Drosophila eye morphology: The classic Bar eye phenotype in Drosophila melanogaster is primarily caused by which chromosomal change?

Difficulty: Medium

Correct Answer: Duplication in region 16A of the X chromosome

Explanation:


Introduction / Context:
The Bar eye phenotype (narrow, slit-like eyes) is a classic example used to illustrate gene dosage and chromosomal rearrangements in fruit flies. Understanding its cytogenetic basis helps connect phenotype to specific structural variations.


Given Data / Assumptions:

  • Phenotype: Bar (reduced eye size, slit-like appearance).
  • Chromosomal region implicated: X chromosome, cytological band around 16A.
  • Mechanism: copy number change (dosage effect).


Concept / Approach:
Bar results from a tandem duplication in the 16A region on the X chromosome. Increased gene dosage in this region reduces eye size. Further duplication (double Bar) exacerbates the phenotype, demonstrating dosage sensitivity rather than a simple point mutation or aneuploidy per se.


Step-by-Step Solution:

Identify the phenotype and associated locus (X, 16A).Recall that Bar is due to tandem duplication, not deletion.Understand dosage: more copies intensify Bar phenotype.Select “Duplication in region 16A of the X chromosome”.
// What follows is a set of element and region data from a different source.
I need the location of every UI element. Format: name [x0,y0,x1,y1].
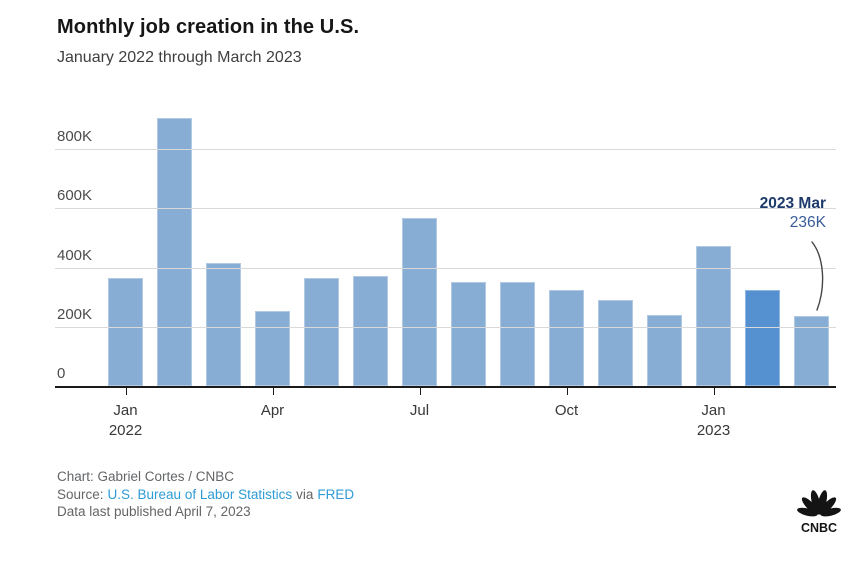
gridline-400K [55,267,836,269]
bar-jul-2022[interactable] [402,217,437,386]
bar-apr-2022[interactable] [255,310,290,386]
x-axis-label-jan-2023: Jan 2023 [674,401,754,441]
bar-jun-2022[interactable] [353,276,388,386]
bar-oct-2022[interactable] [549,290,584,386]
bar-mar-2022[interactable] [206,263,241,386]
x-axis-label-jul: Jul [380,401,460,421]
fred-link[interactable]: FRED [317,486,355,502]
bar-may-2022[interactable] [304,278,339,386]
cnbc-logo-text: CNBC [801,521,837,534]
via-text: via [296,486,314,502]
annotation-connector-line [811,241,824,311]
annotation-label: 2023 Mar [759,195,826,212]
x-axis-label-line: Jan [701,402,726,419]
x-axis-label-oct: Oct [527,401,607,421]
y-axis-label-600K: 600K [57,187,93,205]
annotation-2023-mar: 2023 Mar 236K [760,194,826,232]
chart-title: Monthly job creation in the U.S. [57,16,360,38]
x-axis-label-apr: Apr [233,401,313,421]
bar-feb-2022[interactable] [157,118,192,386]
x-axis-label-line: 2023 [696,422,731,439]
footer-credit: Chart: Gabriel Cortes / CNBC [57,469,235,484]
x-tick-jan-2023 [713,388,715,395]
footer-source-line: Source: U.S. Bureau of Labor Statistics vi… [57,486,354,504]
bar-aug-2022[interactable] [451,281,486,386]
y-axis-label-800K: 800K [57,128,93,146]
x-axis-label-line: Jul [409,402,430,419]
gridline-200K [55,326,836,328]
x-axis-label-line: Jan [113,402,138,419]
footer-updated: Data last published April 7, 2023 [57,504,251,519]
x-tick-jan-2022 [125,388,127,395]
x-tick-apr [272,388,274,395]
x-axis-label-line: Apr [260,402,285,419]
x-axis-line [55,386,836,388]
x-tick-oct [566,388,568,395]
source-prefix: Source: [57,486,104,502]
chart-subtitle: January 2022 through March 2023 [57,49,302,66]
y-axis-label-200K: 200K [57,305,93,323]
y-axis-label-0: 0 [57,365,66,382]
cnbc-logo: CNBC [797,490,841,534]
bar-nov-2022[interactable] [598,300,633,386]
footer: Chart: Gabriel Cortes / CNBC Source: U.S.… [57,468,354,521]
x-tick-jul [419,388,421,395]
annotation-value: 236K [789,214,826,231]
bar-jan-2022[interactable] [108,278,143,386]
bar-sep-2022[interactable] [500,282,535,386]
bar-feb-2023[interactable] [745,289,780,386]
x-axis-label-jan-2022: Jan 2022 [86,401,166,441]
x-axis-label-line: Oct [554,402,579,419]
gridline-800K [55,149,836,151]
gridline-600K [55,208,836,210]
bar-jan-2023[interactable] [696,246,731,386]
y-axis-label-400K: 400K [57,246,93,264]
bls-link[interactable]: U.S. Bureau of Labor Statistics [107,486,293,502]
x-axis-label-line: 2022 [108,422,143,439]
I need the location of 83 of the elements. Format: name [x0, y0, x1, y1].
Verification / Alternative check:
Classical cytogenetic studies and genetic mapping confirm increased copy number at 16A correlates with Bar and double Bar phenotypes.


Why Other Options Are Wrong:

  • Deletion: would typically reduce dosage; does not explain Bar.
  • Extra X (XXY): affects sex determination and viability but is not the primary cause of Bar.
  • Point mutation or translocation: not the canonical mechanism for Bar.


Common Pitfalls:
Confusing Bar (dosage/duplication) with white or sepia (point mutations) eye-color phenotypes controlled by single genes.